Chapter 3 Regression estimation

The relation of two random variables $X$ and $Y$ can be completely characterized by their joint cdf $F,$ or equivalently, by the joint pdf $f$ if $(X,Y)$ is continuous, the case we will address. In the regression setting, we are interested in predicting/explaining the response $Y$ by means of the predictor $X$ from a sample $(X_1,Y_1),\ldots,(X_n,Y_n).$ The role of the variables is not symmetric: $X$ is used to predict/explain $Y.$

The complete knowledge of $Y$ when $X=x$ is given by the conditional pdf: $f_{Y\vert X=x}(y)=\frac{f(x,y)}{f_X(x)}.$ While this pdf provides full knowledge about $Y\vert X=x,$ it is also a challenging task to estimate it: for each $x$ we have to estimate a curve!

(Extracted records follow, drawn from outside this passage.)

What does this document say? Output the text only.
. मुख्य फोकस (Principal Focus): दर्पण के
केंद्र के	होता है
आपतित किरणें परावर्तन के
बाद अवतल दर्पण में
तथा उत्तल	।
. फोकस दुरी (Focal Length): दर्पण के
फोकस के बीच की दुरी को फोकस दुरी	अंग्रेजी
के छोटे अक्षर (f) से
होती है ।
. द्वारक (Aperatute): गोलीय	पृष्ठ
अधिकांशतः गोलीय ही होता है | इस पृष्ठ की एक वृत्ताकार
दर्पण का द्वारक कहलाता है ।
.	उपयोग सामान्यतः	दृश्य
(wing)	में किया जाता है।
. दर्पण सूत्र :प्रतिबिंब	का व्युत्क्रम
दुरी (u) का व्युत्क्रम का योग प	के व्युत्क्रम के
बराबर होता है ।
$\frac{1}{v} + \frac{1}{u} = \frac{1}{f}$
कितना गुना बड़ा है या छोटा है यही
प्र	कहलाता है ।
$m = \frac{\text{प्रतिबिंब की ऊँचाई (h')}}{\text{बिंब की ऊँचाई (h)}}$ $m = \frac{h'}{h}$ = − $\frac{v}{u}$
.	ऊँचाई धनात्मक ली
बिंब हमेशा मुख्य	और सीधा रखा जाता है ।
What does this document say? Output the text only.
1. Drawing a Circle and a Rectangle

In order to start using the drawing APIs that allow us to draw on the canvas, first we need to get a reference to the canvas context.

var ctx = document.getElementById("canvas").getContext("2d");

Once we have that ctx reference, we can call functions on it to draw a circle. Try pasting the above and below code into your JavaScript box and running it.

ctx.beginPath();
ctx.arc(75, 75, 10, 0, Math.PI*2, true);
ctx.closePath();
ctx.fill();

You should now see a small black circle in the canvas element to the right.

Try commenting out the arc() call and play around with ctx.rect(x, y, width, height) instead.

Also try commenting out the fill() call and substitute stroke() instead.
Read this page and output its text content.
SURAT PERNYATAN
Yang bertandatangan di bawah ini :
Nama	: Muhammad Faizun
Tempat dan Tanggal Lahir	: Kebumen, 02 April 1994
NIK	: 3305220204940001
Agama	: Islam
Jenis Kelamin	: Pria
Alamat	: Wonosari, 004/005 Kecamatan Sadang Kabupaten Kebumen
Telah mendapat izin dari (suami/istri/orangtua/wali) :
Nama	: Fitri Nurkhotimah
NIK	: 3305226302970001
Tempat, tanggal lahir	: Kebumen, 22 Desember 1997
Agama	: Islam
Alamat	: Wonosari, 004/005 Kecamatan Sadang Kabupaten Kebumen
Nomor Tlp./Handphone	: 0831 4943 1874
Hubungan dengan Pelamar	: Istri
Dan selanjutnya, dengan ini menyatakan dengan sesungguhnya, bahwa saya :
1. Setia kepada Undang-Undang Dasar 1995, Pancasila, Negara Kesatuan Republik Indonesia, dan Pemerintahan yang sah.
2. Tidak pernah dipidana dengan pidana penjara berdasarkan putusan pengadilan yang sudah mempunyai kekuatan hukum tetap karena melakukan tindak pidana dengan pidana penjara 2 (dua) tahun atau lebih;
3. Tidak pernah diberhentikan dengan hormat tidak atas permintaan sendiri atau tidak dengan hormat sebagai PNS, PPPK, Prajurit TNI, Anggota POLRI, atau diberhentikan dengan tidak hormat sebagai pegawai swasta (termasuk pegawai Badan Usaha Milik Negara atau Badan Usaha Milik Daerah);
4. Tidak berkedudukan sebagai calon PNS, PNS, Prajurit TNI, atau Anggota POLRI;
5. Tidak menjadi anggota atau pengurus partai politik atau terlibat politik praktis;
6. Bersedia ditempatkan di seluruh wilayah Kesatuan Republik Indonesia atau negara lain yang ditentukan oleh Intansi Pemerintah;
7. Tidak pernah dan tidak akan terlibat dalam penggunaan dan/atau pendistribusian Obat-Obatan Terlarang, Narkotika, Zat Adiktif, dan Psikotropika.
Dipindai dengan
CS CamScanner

A simpler approach, yet still challenging, is to estimate the conditional mean (a scalar) for each $x.$ This is the so-called regression function⁸

$\begin{align*} m(x):=\mathbb{E}[Y\vert X=x]=\int y\,\mathrm{d}F_{Y\vert X=x}(y)=\int yf_{Y\vert X=x}(y)\,\mathrm{d}y. \end{align*}$

Thus we aim to provide information about $Y$ ’s expectation, not distribution, by $X.$

Finally, recall that $Y$ can expressed in terms of $m$ by means of the location-scale model:

$\begin{align*} Y=m(X)+\sigma(X)\varepsilon, \end{align*}$

where $\sigma^2(x):=\mathbb{V}\mathrm{ar}[Y\vert X=x]$ and $\varepsilon$ is independent from $X$ and such that $\mathbb{E}[\varepsilon]=0$ and $\mathbb{V}\mathrm{ar}[\varepsilon]=1.$

Recall that we assume that $(X,Y)$ is continuous.↩︎